Gurpreet Singh: Indian actor Om Puri sticks to his guns after criticizing politicians
Vancouver had an unusual guest a few days ago.
Om Puri is a veteran secularist Indian film actor-cum-activist who has made headlines in his home country by publicly attacking corrupt politicians.
He's perhaps best known among non-Indians for his role as a Muslim fish-and-chips shop owner in the 1999 film East is East. Puri, who has many friends in this area, also acted in Richard Attenborough's 1982 epic Gandhi.
Talking to the Straight at his friend’s home in Burnaby, Puri reiterated his position against "corrupt" and "uncivilized" members of the Indian parliament (called the Lok Sabha).
Last year, he stirred a controversy by allegedly using "unparliamentary language’" against MPs in New Delhi during a fast by activist Anna Hazare against corruption. As a result, the MPs contemplated action against the veteran actor.
Though Puri admitted that he may have chosen his words poorly, he insisted that he did not say anything that was factually incorrect.
"Go to every ordinary citizen across India to ask what he or she thinks about our politicians," he said. "I am sure each one of them will swear at them."
Puri then challenged the media to conduct a quick nationwide survey to ascertain this. "As compared to ordinary folks of India, I did not say anything that should have been taken as an offence."
He pointed to violent actions of elected officials during heated debates in the Indian parliament, which have been captured live on TV a number of times.
"Isn’t that unparliamentarily?’" he asked.
For Puri, the problems faced by the poor in India are the result of corruption and greed in high places.
"On top of that, orthodox religious beliefs prevent the poor from thinking rightly and getting organized," he added. "They are made to believe that it is all because of karma."
Puri has acted in many thought-provoking films and TV serials on the exploitation of the poor—including the so-called "untouchables" or Dalits, tribal people, and religious minorities.
He recently returned from the shooting of Chakravyuh, a film based on the Maoist insurgency in the tribal areas of India. He feels that politicians and multinational corporations are exaggerating by painting a rosy picture about India when the poor and untouchables suffer despite economic growth.
"No doubt India has progressed over the years, but not everyone in India has benefited out of this development," Puri said.
He also acknowledged that it would be difficult for him to survive by simply acting in serious films. He also works in profit-oriented Bollywood cinema to make a better living.
Puri narrated an interesting story about being approached by a poor child selling combs. The kid gave him a comb and said that he had nothing else to offer.
"All he wanted in return was a promise that I would only work in serious films," the actor said.

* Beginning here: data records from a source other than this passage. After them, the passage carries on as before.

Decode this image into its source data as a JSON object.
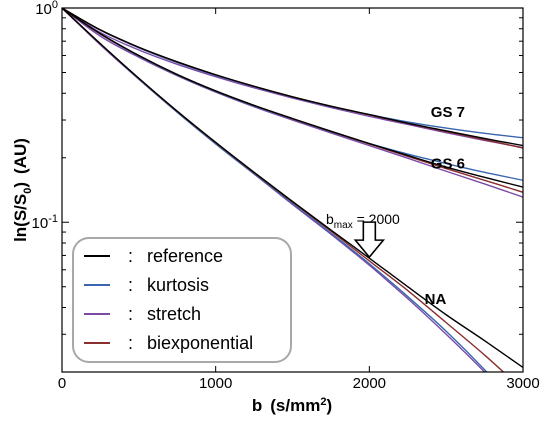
{
  "chart_data": {
    "type": "line",
    "xlabel_main": "b",
    "xlabel_units": "(s/mm",
    "xlabel_units_sup": "2",
    "xlabel_units_end": ")",
    "ylabel_main": "ln(S/S",
    "ylabel_sub": "0",
    "ylabel_end": ")",
    "ylabel_units": "(AU)",
    "xlim": [
      0,
      3000
    ],
    "ylim": [
      0.02,
      1.0
    ],
    "yscale": "log",
    "x_ticks": [
      {
        "value": 0,
        "label": "0"
      },
      {
        "value": 1000,
        "label": "1000"
      },
      {
        "value": 2000,
        "label": "2000"
      },
      {
        "value": 3000,
        "label": "3000"
      }
    ],
    "y_ticks": [
      {
        "value": 1.0,
        "base": "10",
        "exp": "0"
      },
      {
        "value": 0.1,
        "base": "10",
        "exp": "-1"
      }
    ],
    "x": [
      0,
      250,
      500,
      750,
      1000,
      1250,
      1500,
      1750,
      2000,
      2250,
      2500,
      2750,
      3000
    ],
    "groups": [
      {
        "label": "GS 7",
        "label_at": [
          2400,
          0.31
        ],
        "series": [
          {
            "name": "reference",
            "values": [
              1.0,
              0.79,
              0.656,
              0.561,
              0.488,
              0.431,
              0.385,
              0.348,
              0.318,
              0.29,
              0.267,
              0.246,
              0.228
            ]
          },
          {
            "name": "kurtosis",
            "values": [
              1.0,
              0.787,
              0.652,
              0.556,
              0.485,
              0.43,
              0.384,
              0.347,
              0.318,
              0.294,
              0.275,
              0.26,
              0.248
            ]
          },
          {
            "name": "stretch",
            "values": [
              1.0,
              0.768,
              0.637,
              0.546,
              0.478,
              0.424,
              0.38,
              0.343,
              0.312,
              0.286,
              0.262,
              0.241,
              0.223
            ]
          },
          {
            "name": "biexponential",
            "values": [
              1.0,
              0.789,
              0.655,
              0.56,
              0.488,
              0.431,
              0.385,
              0.348,
              0.317,
              0.289,
              0.265,
              0.243,
              0.222
            ]
          }
        ]
      },
      {
        "label": "GS 6",
        "label_at": [
          2400,
          0.178
        ],
        "series": [
          {
            "name": "reference",
            "values": [
              1.0,
              0.758,
              0.6,
              0.489,
              0.41,
              0.351,
              0.305,
              0.266,
              0.233,
              0.205,
              0.181,
              0.162,
              0.146
            ]
          },
          {
            "name": "kurtosis",
            "values": [
              1.0,
              0.755,
              0.597,
              0.487,
              0.408,
              0.349,
              0.303,
              0.264,
              0.233,
              0.208,
              0.188,
              0.171,
              0.157
            ]
          },
          {
            "name": "stretch",
            "values": [
              1.0,
              0.738,
              0.589,
              0.483,
              0.405,
              0.346,
              0.3,
              0.261,
              0.228,
              0.199,
              0.173,
              0.151,
              0.131
            ]
          },
          {
            "name": "biexponential",
            "values": [
              1.0,
              0.756,
              0.6,
              0.489,
              0.41,
              0.351,
              0.304,
              0.265,
              0.232,
              0.203,
              0.178,
              0.157,
              0.138
            ]
          }
        ]
      },
      {
        "label": "NA",
        "label_at": [
          2360,
          0.0415
        ],
        "series": [
          {
            "name": "reference",
            "values": [
              1.0,
              0.681,
              0.47,
              0.33,
              0.236,
              0.171,
              0.125,
              0.092,
              0.068,
              0.05,
              0.037,
              0.028,
              0.021
            ]
          },
          {
            "name": "kurtosis",
            "values": [
              1.0,
              0.679,
              0.466,
              0.326,
              0.232,
              0.168,
              0.122,
              0.089,
              0.064,
              0.045,
              0.031,
              0.0205,
              0.013
            ]
          },
          {
            "name": "stretch",
            "values": [
              1.0,
              0.673,
              0.465,
              0.327,
              0.233,
              0.168,
              0.121,
              0.088,
              0.063,
              0.044,
              0.03,
              0.02,
              0.013
            ]
          },
          {
            "name": "biexponential",
            "values": [
              1.0,
              0.68,
              0.469,
              0.329,
              0.235,
              0.17,
              0.124,
              0.091,
              0.066,
              0.048,
              0.034,
              0.024,
              0.0165
            ]
          }
        ]
      }
    ],
    "series_colors": {
      "reference": "#000000",
      "kurtosis": "#3a66b0",
      "stretch": "#7b4aa8",
      "biexponential": "#8b2e2e"
    },
    "annotation": {
      "prefix": "b",
      "prefix_sub": "max",
      "text": " = 2000",
      "arrow_at": [
        2000,
        0.068
      ]
    },
    "legend": {
      "placement": "bottom-left",
      "separator": ":",
      "entries": [
        {
          "key": "reference",
          "label": "reference"
        },
        {
          "key": "kurtosis",
          "label": "kurtosis"
        },
        {
          "key": "stretch",
          "label": "stretch"
        },
        {
          "key": "biexponential",
          "label": "biexponential"
        }
      ]
    },
    "grid": false
  }
}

Puri, who is from Punjab, started his career as a theatre artist. He worked in art-house films and gradually developed into a Bollywood star.
He acted in Tamas, a TV serial based on the partition of India and Pakistan in 1947, which led to large-scale sectarian violence. He was a leading actor in Maachis, a film based on terrorism in Punjab. And he acted as a fanatical Hindu police officer in Dev, a film based on a pogrom against Muslims in the Indian state of Gujarat in 2002. That massacre was engineered by the Hindu nationalist BJP party, which rules the state.
He was so apologetic about playing this role that he kept on assuring junior Muslim artists and technicians on the set that he was not like this in real life. In fact, he vehemently supported the rival Congress party following the Gujarat violence to oust the BJP from holding national power in Delhi.
In a radio interview with me at that time, he also admitted that even though Congress came across as secular and less harmful than the BJP, it could not be exonerated either for what its members did to the Sikhs in 1984. That's when goons led by Congress leaders murdered Sikhs across India after the assassination of the prime minister, Indira Gandhi, by her Sikh bodyguards.
"I had opposed the Congress back then," Puri said in that radio interview.
He also expressed his dismay over jingoism and unnecessary Pakistan-bashing in Indian cinema.
I still remember a very interesting quote from Puri when I first met him in Mumbai in 1997 while working for the Indian Express newspaper. It sums up everything about him. We were discussing violence in Mumbai following the sacrilege of the statue of a Dr. B.R. Ambedkar, the architect of the Indian constitution and a powerful Dalit icon.
This is how Puri expressed his opinion about the ugly episode: "If a crow poops on Gandhi’s statue, do we run after it with a gun?"
Gurpreet Singh is Georgia Straight contributor, and the host of a program on Radio India. He's working on a book tentatively titled Canada's 9/11: Lessons from the Air India Bombings.